2:07 am on Nov 3, 2008 (gmt 0)

I did a search for "Grey Goose". Notice how on the lower right, the word "grey goose" on the bottle is highlighted in yellow? I think it'll be neat of Google will process PDF with embedded images like this:

[catalogs.google.com...]

tedster

2:35 am on Nov 3, 2008 (gmt 0)

Our policy is not to discuss specific searches here - but we'll make an exception for this one example, since there seems to be some confusion about what this new step is for PDF indexing. It's a clear example of OCR image indexing taken from catalog search. Good original print quality certainly made OCR easier to use in that arena.

ergophobe

5:46 pm on Nov 3, 2008 (gmt 0)

I hope this works better than the OCR I've become accustomed to

They've been using this for Google Books, which are images presented in PDF format, for quite some time. Like any OCR, accuracy depends a lot on the font and the text. If the text contains standard dictionary words in a relatively clean font (not old paper with strong serif fonts) the results are decent. Otherwise, poor.

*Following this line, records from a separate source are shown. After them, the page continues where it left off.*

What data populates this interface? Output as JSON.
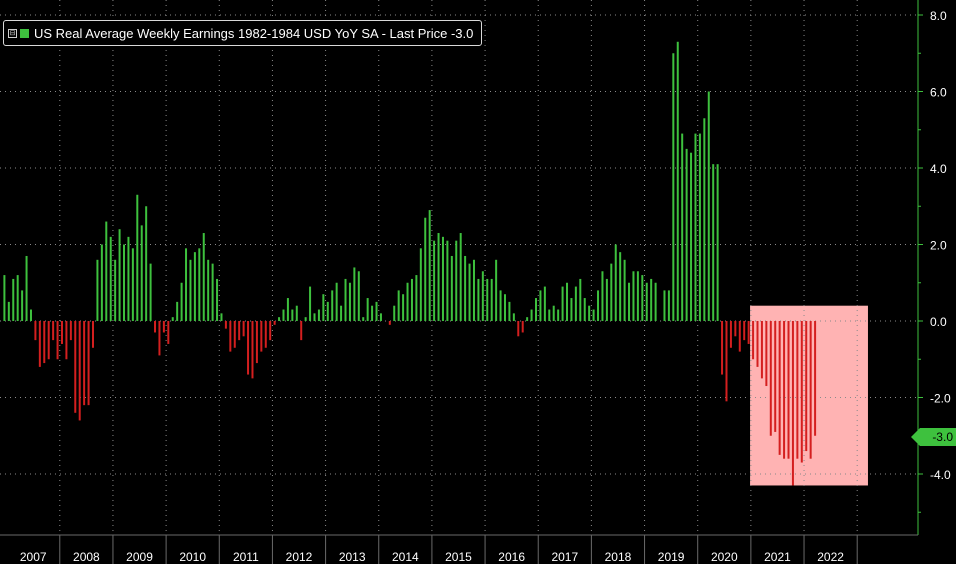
{
  "colors": {
    "positive": "#3ec13e",
    "negative": "#d41f1f",
    "highlight": "#ffb3b3",
    "axis": "#3ec13e",
    "grid": "#8a8a8a",
    "background": "#000000",
    "text": "#ffffff"
  },
  "legend": {
    "collapse_glyph": "⊟",
    "label": "US Real Average Weekly Earnings 1982-1984 USD YoY SA - Last Price -3.0"
  },
  "last_price_tag": "-3.0",
  "chart_data": {
    "type": "bar",
    "title": "",
    "xlabel": "",
    "ylabel": "",
    "ylim": [
      -5.5,
      8.2
    ],
    "grid": true,
    "legend_position": "top-left",
    "y_ticks": [
      "8.0",
      "6.0",
      "4.0",
      "2.0",
      "0.0",
      "-2.0",
      "-4.0"
    ],
    "x_ticks": [
      "2007",
      "2008",
      "2009",
      "2010",
      "2011",
      "2012",
      "2013",
      "2014",
      "2015",
      "2016",
      "2017",
      "2018",
      "2019",
      "2020",
      "2021",
      "2022"
    ],
    "start_month": "2006-12",
    "series": [
      {
        "name": "US Real Average Weekly Earnings 1982-1984 USD YoY SA",
        "frequency": "monthly",
        "values": [
          1.2,
          0.5,
          1.1,
          1.2,
          0.8,
          1.7,
          0.3,
          -0.5,
          -1.2,
          -1.1,
          -1.0,
          -0.5,
          -1.0,
          -0.6,
          -1.0,
          -0.5,
          -2.4,
          -2.6,
          -2.2,
          -2.2,
          -0.7,
          1.6,
          2.0,
          2.6,
          2.2,
          1.6,
          2.4,
          2.0,
          2.2,
          1.9,
          3.3,
          2.5,
          3.0,
          1.5,
          -0.3,
          -0.9,
          -0.3,
          -0.6,
          0.1,
          0.5,
          1.0,
          1.9,
          1.6,
          1.8,
          1.9,
          2.3,
          1.6,
          1.5,
          1.1,
          0.2,
          -0.2,
          -0.8,
          -0.7,
          -0.5,
          -0.4,
          -1.4,
          -1.5,
          -1.1,
          -0.8,
          -0.7,
          -0.5,
          -0.1,
          0.1,
          0.3,
          0.6,
          0.3,
          0.4,
          -0.5,
          0.1,
          0.9,
          0.2,
          0.3,
          0.7,
          0.5,
          0.8,
          1.0,
          0.4,
          1.1,
          1.0,
          1.4,
          1.3,
          0.1,
          0.6,
          0.4,
          0.5,
          0.2,
          0.0,
          -0.1,
          0.4,
          0.8,
          0.7,
          1.0,
          1.1,
          1.2,
          1.9,
          2.7,
          2.9,
          2.1,
          2.3,
          2.2,
          2.1,
          1.7,
          2.1,
          2.3,
          1.7,
          1.5,
          1.6,
          1.1,
          1.3,
          1.1,
          1.1,
          1.6,
          0.8,
          0.7,
          0.5,
          0.2,
          -0.4,
          -0.3,
          0.1,
          0.3,
          0.6,
          0.8,
          0.9,
          0.3,
          0.4,
          0.3,
          0.9,
          1.0,
          0.6,
          0.9,
          1.1,
          0.6,
          0.4,
          0.3,
          0.8,
          1.3,
          1.1,
          1.5,
          2.0,
          1.8,
          1.6,
          1.0,
          1.3,
          1.3,
          1.2,
          1.0,
          1.1,
          1.0,
          0.0,
          0.8,
          0.8,
          7.0,
          7.3,
          4.9,
          4.5,
          4.4,
          4.9,
          4.9,
          5.3,
          6.0,
          4.1,
          4.1,
          -1.4,
          -2.1,
          -0.7,
          -0.4,
          -0.8,
          -0.5,
          -0.6,
          -1.0,
          -1.2,
          -1.5,
          -1.7,
          -3.0,
          -2.9,
          -3.5,
          -3.6,
          -3.6,
          -4.3,
          -3.6,
          -3.7,
          -3.4,
          -3.6,
          -3.0
        ]
      }
    ],
    "annotations": [
      {
        "type": "shaded_region",
        "x_from": "2021-01",
        "x_to": "2022-12",
        "y_from": -4.3,
        "y_to": 0.4,
        "color": "#ffb3b3"
      }
    ]
  }
}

I'm curious that this is news, because PDF scans from Google books have been text-searchable for a long time and you have been able to view the text version for at least a year. It is these text versions that have formed the basis of the book SERPs and, with universal search putting book results in the general results, OCR of text image scans have been showing up in the general search results for quite a while too.

I guess this announcement means that they're expanding that usage beyond Google Books to documents discovered "in the wild"? Or is this something different?

wilderness

6:50 pm on Nov 3, 2008 (gmt 0)

In addition, Google has a long history of travelling into directories that are exlcuded (by request) in robots.txt to retrieve PDF files!

I offer several pdfs, put in that format for a REASON. Just checked google and see that for two of those they offer ViewHTML for those titles. Looks like farmer's friend. Worse, the "title" is totally fubarred...and was used for the PDF listing! Not liking this at all.

Nor am I tangor!
I've many files that could easily be viewed as text or html, where that my original intent. That I at least offerring a viewing option in the PDF format is beyond a necessary comprehension and/or explantion reason for Google or any other bot.

Has anybody seen their PDF's that have been password encrypted, being OCR'd by Google and listed in SERPS?